The following table sets forth the computation of diluted weighted average common shares outstanding for the three months ended March 31, 2024 and 2023 (in thousands).
 Three Months Ended
March 31,
20242023
Weighted average common shares outstanding
Basic119,721 119,034 
Dilutive effect of options and restricted stock units532 668 
Diluted weighted average common shares outstanding 120,253 119,702 
Recent Accounting Pronouncements
Segments. In November 2023, the Financial Accounting Standards Board (“FASB”) issued ASU 2023-07, Segment Reporting (Topic 280): Improvements to Reportable Segment Disclosures, which enhances the disclosures required for operating segments in the Company’s annual and interim consolidated financial statements. This ASU is effective retrospectively for fiscal years beginning after December 15, 2023 and for interim periods within fiscal years beginning after December 15, 2024. The Company is currently evaluating the impact of this standard on its disclosures.
Income Taxes. In December 2023, the FASB issued ASU 2023-09, Income Taxes (Topic 740): Improvements to Income Tax Disclosures, which is intended to enhance the transparency and decision usefulness of income tax disclosures. The amendments in this standard provide for enhanced income tax information primarily through changes to the rate reconciliation and income taxes paid. This ASU is effective for the Company prospectively to all annual periods beginning after December 15, 2024. The Company is currently evaluating the impact of this standard on its disclosures.

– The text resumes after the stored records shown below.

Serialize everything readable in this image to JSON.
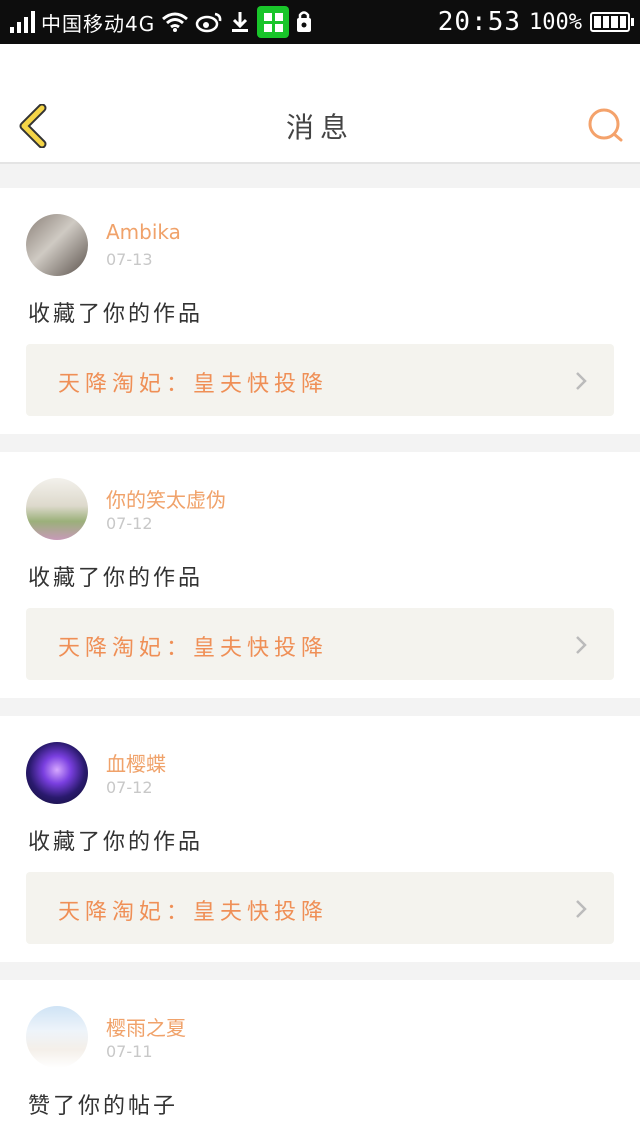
{
  "status_bar": {
    "carrier": "中国移动4G",
    "time": "20:53",
    "battery": "100%"
  },
  "header": {
    "title": "消息"
  },
  "colors": {
    "accent": "#f0a26a",
    "back_icon": "#f5d547",
    "search_icon": "#f4a26b",
    "work_title": "#ef8f56"
  },
  "messages": [
    {
      "user": "Ambika",
      "date": "07-13",
      "action": "收藏了你的作品",
      "work": "天降淘妃：皇夫快投降"
    },
    {
      "user": "你的笑太虚伪",
      "date": "07-12",
      "action": "收藏了你的作品",
      "work": "天降淘妃：皇夫快投降"
    },
    {
      "user": "血樱蝶",
      "date": "07-12",
      "action": "收藏了你的作品",
      "work": "天降淘妃：皇夫快投降"
    },
    {
      "user": "樱雨之夏",
      "date": "07-11",
      "action": "赞了你的帖子"
    }
  ]
}
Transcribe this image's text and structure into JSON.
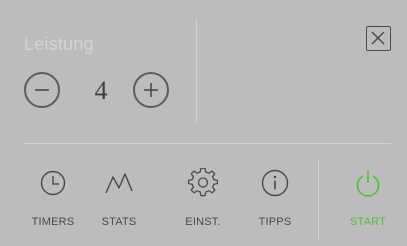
{
  "power": {
    "label": "Leistung",
    "value": "4",
    "decrease_icon": "minus-icon",
    "increase_icon": "plus-icon"
  },
  "window": {
    "close_icon": "close-icon"
  },
  "nav": {
    "items": [
      {
        "label": "TIMERS",
        "icon": "clock-icon"
      },
      {
        "label": "STATS",
        "icon": "chart-line-icon"
      },
      {
        "label": "EINST.",
        "icon": "gear-icon"
      },
      {
        "label": "TIPPS",
        "icon": "info-icon"
      },
      {
        "label": "START",
        "icon": "power-icon"
      }
    ]
  },
  "colors": {
    "background": "#bdbcbd",
    "label_light": "#d4d3d4",
    "icon_dark": "#4a4a4a",
    "start_green": "#4cc232"
  }
}
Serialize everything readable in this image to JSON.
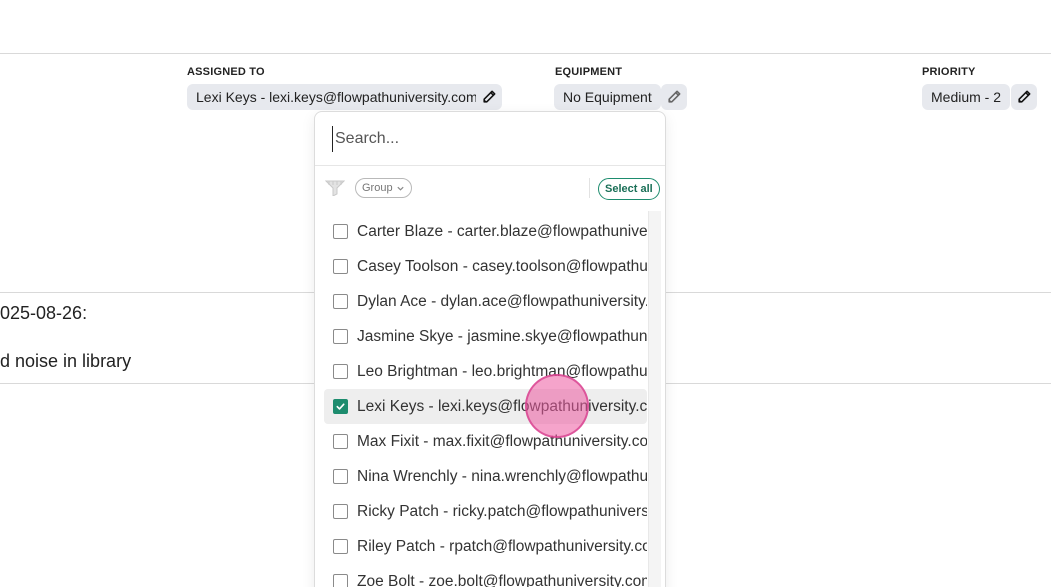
{
  "fields": {
    "assigned_to": {
      "label": "ASSIGNED TO",
      "value": "Lexi Keys - lexi.keys@flowpathuniversity.com"
    },
    "equipment": {
      "label": "EQUIPMENT",
      "value": "No Equipment"
    },
    "priority": {
      "label": "PRIORITY",
      "value": "Medium - 2"
    }
  },
  "background": {
    "date_text": "025-08-26:",
    "note_text": "d noise in library"
  },
  "dropdown": {
    "search_placeholder": "Search...",
    "group_label": "Group",
    "select_all_label": "Select all",
    "items": [
      {
        "label": "Carter Blaze - carter.blaze@flowpathuniversity.com",
        "checked": false
      },
      {
        "label": "Casey Toolson - casey.toolson@flowpathuniversity.com",
        "checked": false
      },
      {
        "label": "Dylan Ace - dylan.ace@flowpathuniversity.com",
        "checked": false
      },
      {
        "label": "Jasmine Skye - jasmine.skye@flowpathuniversity.com",
        "checked": false
      },
      {
        "label": "Leo Brightman - leo.brightman@flowpathuniversity.com",
        "checked": false
      },
      {
        "label": "Lexi Keys - lexi.keys@flowpathuniversity.com",
        "checked": true
      },
      {
        "label": "Max Fixit - max.fixit@flowpathuniversity.com",
        "checked": false
      },
      {
        "label": "Nina Wrenchly - nina.wrenchly@flowpathuniversity.com",
        "checked": false
      },
      {
        "label": "Ricky Patch - ricky.patch@flowpathuniversity.com",
        "checked": false
      },
      {
        "label": "Riley Patch - rpatch@flowpathuniversity.com",
        "checked": false
      },
      {
        "label": "Zoe Bolt - zoe.bolt@flowpathuniversity.com",
        "checked": false
      }
    ]
  },
  "colors": {
    "accent": "#1d8c6e",
    "chip_bg": "#e7e9ee"
  },
  "icons": {
    "edit": "pencil-icon",
    "filter": "filter-icon",
    "chevron": "chevron-down-icon",
    "check": "check-icon"
  }
}
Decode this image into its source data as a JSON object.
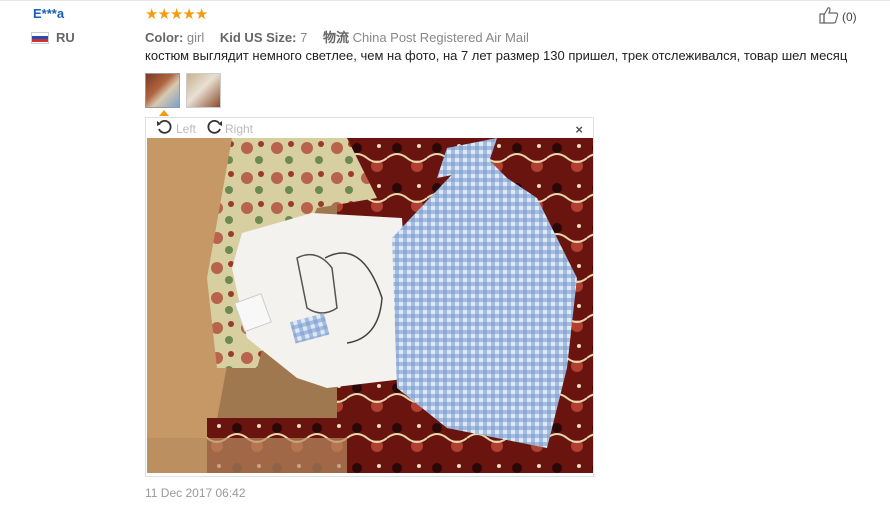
{
  "reviewer": {
    "name": "E***a",
    "country": "RU",
    "flag_colors": [
      "#ffffff",
      "#1f4fb4",
      "#d32f2f"
    ]
  },
  "rating": {
    "stars": 5,
    "star_char": "★",
    "accent": "#f39c12"
  },
  "helpful": {
    "count": "(0)",
    "icon": "thumbs-up-icon"
  },
  "attributes": {
    "color_label": "Color:",
    "color_value": "girl",
    "size_label": "Kid US Size:",
    "size_value": "7",
    "shipping_label": "物流",
    "shipping_value": "China Post Registered Air Mail"
  },
  "review_text": "костюм выглядит немного светлее, чем на фото, на 7 лет размер 130 пришел, трек отслеживался, товар шел месяц",
  "thumbnails": [
    {
      "name": "review-photo-1",
      "active": true
    },
    {
      "name": "review-photo-2",
      "active": false
    }
  ],
  "viewer": {
    "rotate_left_label": "Left",
    "rotate_right_label": "Right",
    "close_label": "×"
  },
  "date": "11 Dec 2017 06:42"
}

Climate-Related Disclosures. On March 6, 2024, the SEC adopted a new set of rules that require a wide range of climate-related disclosures, including material climate-related risks, information on any climate-related targets or goals that are material to the registrant’s business, results of operations or financial condition, Scope 1 and Scope 2 greenhouse gas emissions on a phased-in basis by certain larger registrants when those emissions are material and the filing of an attestation report covering the same, and disclosure of the financial statement effects of severe weather events and other natural conditions including costs and losses. Compliance dates under the final rule are phased in by registrant category. Multiple lawsuits have been filed challenging the SEC’s new climate rules, which have been consolidated and will be heard in the U.S. Court of Appeals for the Eighth Circuit. On April 4, 2024, the SEC issued an order staying the final rules until judicial review is complete. The Company is currently evaluating the impact of the final rules on its disclosures.